Another example is a patient complaining of GI problems and having an ultrasound that revealed gall stones. So naturally the surgeon removes the stones from the gall bladder only for the symptoms to persist. In this case the gall stones were an incidental finding which means they just happened to be there but did not cause any symptoms or problems for the patient. The real culprit is a functional bowel disease such as irritable bowel syndrome which is a common condition that lots of people suffer from. So it’s important to take all things into consideration before rushing into surgery that does not help the patient, but may actually hurt them.

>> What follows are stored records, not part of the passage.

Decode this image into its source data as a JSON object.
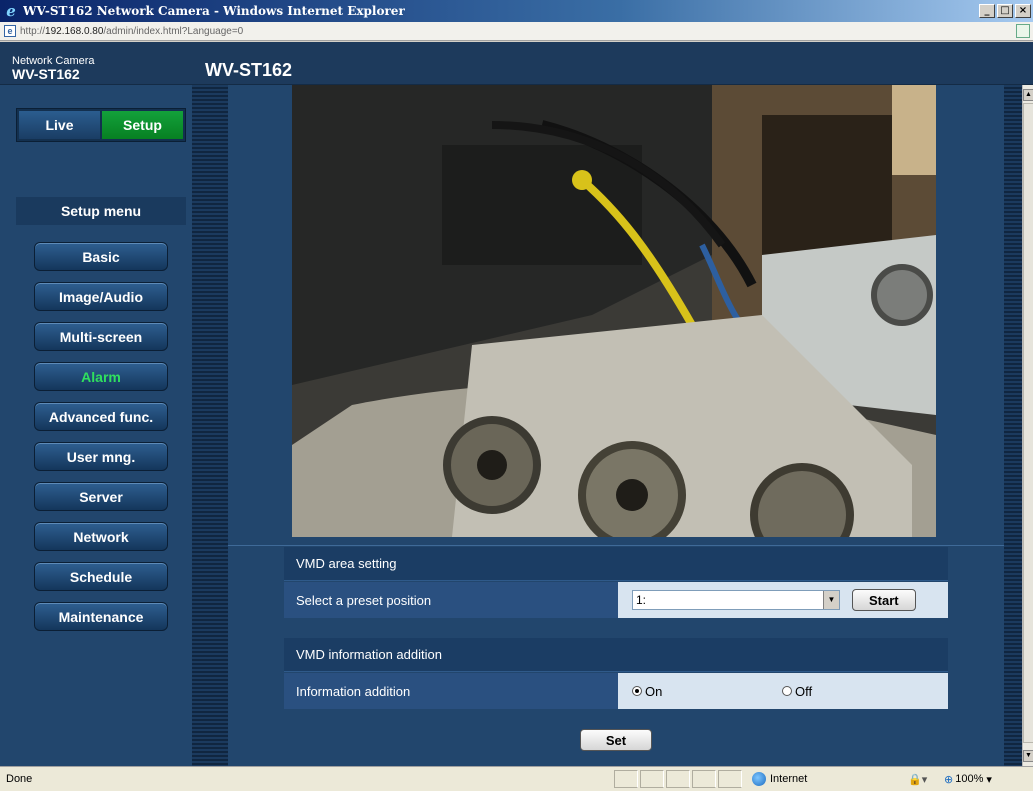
{
  "window": {
    "title": "WV-ST162 Network Camera - Windows Internet Explorer",
    "minimize_glyph": "_",
    "maximize_glyph": "□",
    "close_glyph": "×"
  },
  "address_bar": {
    "url_prefix": "http://",
    "url_host": "192.168.0.80",
    "url_path": "/admin/index.html?Language=0"
  },
  "header": {
    "brand_sub": "Network Camera",
    "brand_model": "WV-ST162",
    "model_title": "WV-ST162"
  },
  "mode_tabs": {
    "live": "Live",
    "setup": "Setup"
  },
  "sidebar": {
    "title": "Setup menu",
    "items": [
      {
        "label": "Basic",
        "active": false
      },
      {
        "label": "Image/Audio",
        "active": false
      },
      {
        "label": "Multi-screen",
        "active": false
      },
      {
        "label": "Alarm",
        "active": true
      },
      {
        "label": "Advanced func.",
        "active": false
      },
      {
        "label": "User mng.",
        "active": false
      },
      {
        "label": "Server",
        "active": false
      },
      {
        "label": "Network",
        "active": false
      },
      {
        "label": "Schedule",
        "active": false
      },
      {
        "label": "Maintenance",
        "active": false
      }
    ]
  },
  "vmd_area": {
    "section_title": "VMD area setting",
    "preset_label": "Select a preset position",
    "preset_value": "1:",
    "start_button": "Start"
  },
  "vmd_info": {
    "section_title": "VMD information addition",
    "info_label": "Information addition",
    "option_on": "On",
    "option_off": "Off",
    "selected": "On"
  },
  "set_button": "Set",
  "status_bar": {
    "status": "Done",
    "zone": "Internet",
    "zoom": "100%"
  },
  "colors": {
    "page_bg": "#1d3a5c",
    "setup_tab": "#13a13b",
    "active_menu_text": "#2fe05e"
  },
  "icons": [
    "ie-icon",
    "page-icon",
    "compat-view-icon",
    "globe-icon",
    "lock-icon",
    "zoom-icon",
    "dropdown-arrow-icon"
  ]
}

Medical treatment can also be too expensive for some patients. If there are different drugs to treat the same condition then it’s important for a doctor to be clever enough to choose the drug that fits the patient’s financial status but is still effective and will improve their condition. This may apply for oral anticoagulants for example which have a range of prices. The more expensive ones for instance may not be covered by a person’s insurance so it’ll be necessary to use the cheaper ones that are covered. This will also be influenced by how long the patient will take the drug because it may be okay to prescribe an expensive drug once, but it wouldn’t be wise to prescribe expensive drugs for a chronic condition.
Keeping the patient’s best financial interests in mind is not the primary goal of a doctor but it should still be a priority. You need to consider the patient’s condition and keep it in mind while creating a management plan for them. Admittedly this is not easy to do, but with the correct medical knowledge and experience on the long run it is achievable to do no harm.